“Consolidated Total Assets” means, as of any date of determination, the sum of the amounts that would appear on a consolidated balance sheet of the Issuer and its consolidated Restricted Subsidiaries as the total assets of the Issuer and its Restricted Subsidiaries in accordance with GAAP.
“Continental” means Continental Airlines, Inc., a Delaware corporation (now known as United Airlines, Inc.).
“Continental/UAL Merger” means the merger in which Continental became a Subsidiary of the Issuer.
“Credit Agreement” means the Amended and Restated Credit and Guaranty Agreement, dated as of March 29, 2017, among United as borrower, the Issuer, as a guarantor, the Subsidiaries of the Issuer party thereto from time to time other than United, the lenders party thereto from time to time and JPMorgan Chase Bank, N.A., as administrative agent.
“Credit Facilities” means one or more debt facilities, commercial paper facilities, reimbursement agreements or other agreements providing for the extension of credit, whether secured or unsecured, in each case, with banks, insurance companies, financial institutions or other lenders providing for revolving credit loans, term loans, receivables financing (including through the sale of receivables to such lenders or to special purpose entities formed to borrow from such lenders against such receivables), letters of credit, surety bonds or insurance products, in each case, as amended, restated, modified, renewed, extended, refunded, replaced in any manner (whether upon or after termination or otherwise) or refinanced (including by means of sales of debt securities) in whole or in part from time to time.
“Default” means any event which is, or after notice or passage of time or both would be, an Event of Default.
“Disposition” means, with respect to any property, any sale, lease, sale and leaseback, conveyance, transfer or other disposition thereof. The terms “Dispose” and “Disposed of” shall have correlative meanings.

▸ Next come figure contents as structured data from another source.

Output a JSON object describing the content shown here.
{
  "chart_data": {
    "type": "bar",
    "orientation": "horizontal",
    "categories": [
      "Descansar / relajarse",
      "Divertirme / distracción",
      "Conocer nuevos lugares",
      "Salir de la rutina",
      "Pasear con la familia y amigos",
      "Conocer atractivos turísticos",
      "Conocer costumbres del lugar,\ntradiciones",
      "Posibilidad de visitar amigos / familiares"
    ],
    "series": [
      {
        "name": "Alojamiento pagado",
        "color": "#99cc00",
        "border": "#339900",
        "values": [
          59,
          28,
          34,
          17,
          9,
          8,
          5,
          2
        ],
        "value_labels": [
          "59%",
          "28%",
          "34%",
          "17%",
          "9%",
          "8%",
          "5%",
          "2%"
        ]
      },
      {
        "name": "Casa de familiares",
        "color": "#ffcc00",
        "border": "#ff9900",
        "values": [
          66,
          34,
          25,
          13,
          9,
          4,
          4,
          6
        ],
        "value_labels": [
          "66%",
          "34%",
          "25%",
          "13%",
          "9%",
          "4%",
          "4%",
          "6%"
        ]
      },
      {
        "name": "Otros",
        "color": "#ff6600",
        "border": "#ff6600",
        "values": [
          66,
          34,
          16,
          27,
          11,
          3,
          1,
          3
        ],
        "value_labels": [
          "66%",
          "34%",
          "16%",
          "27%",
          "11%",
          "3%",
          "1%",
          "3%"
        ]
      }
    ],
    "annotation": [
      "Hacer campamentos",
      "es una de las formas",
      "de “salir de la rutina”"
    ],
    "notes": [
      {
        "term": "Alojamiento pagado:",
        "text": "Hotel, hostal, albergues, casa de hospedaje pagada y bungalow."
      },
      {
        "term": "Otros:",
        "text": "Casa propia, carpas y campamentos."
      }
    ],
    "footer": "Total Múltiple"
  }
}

“Disqualified Stock” means any Capital Stock that, by its terms (or by the terms of any security into which it is convertible, or for which it is exchangeable, in each case, at the option of the holder of the Capital Stock), or upon the happening of any event, matures or is mandatorily redeemable, pursuant to a sinking fund obligation or otherwise (other than as a result of a change of control or asset sale), is convertible or exchangeable for Indebtedness or Disqualified Stock, or is redeemable at the option of the holder of the Capital Stock, in whole or in part (other than as a result of a change of control or asset sale), on or prior to the date that is 91 days after the date on which the Notes mature. Notwithstanding the preceding sentence, any Capital Stock that would constitute Disqualified Stock solely because the holders of the Capital Stock have the right to require the Issuer to repurchase such Capital Stock upon the occurrence of a change of control or an asset sale will not constitute Disqualified Stock if the terms of such Capital Stock provide that the Issuer may not repurchase or redeem any such Capital Stock pursuant to such provisions unless such repurchase or redemption complies with Section 4.2 hereof. The amount of Disqualified Stock deemed to be outstanding at any time for purposes of the Indenture will be the maximum amount that the Issuer and its Restricted Subsidiaries may become obligated to pay upon the maturity of, or pursuant to any mandatory redemption provisions of, such Disqualified Stock, exclusive of accrued dividends.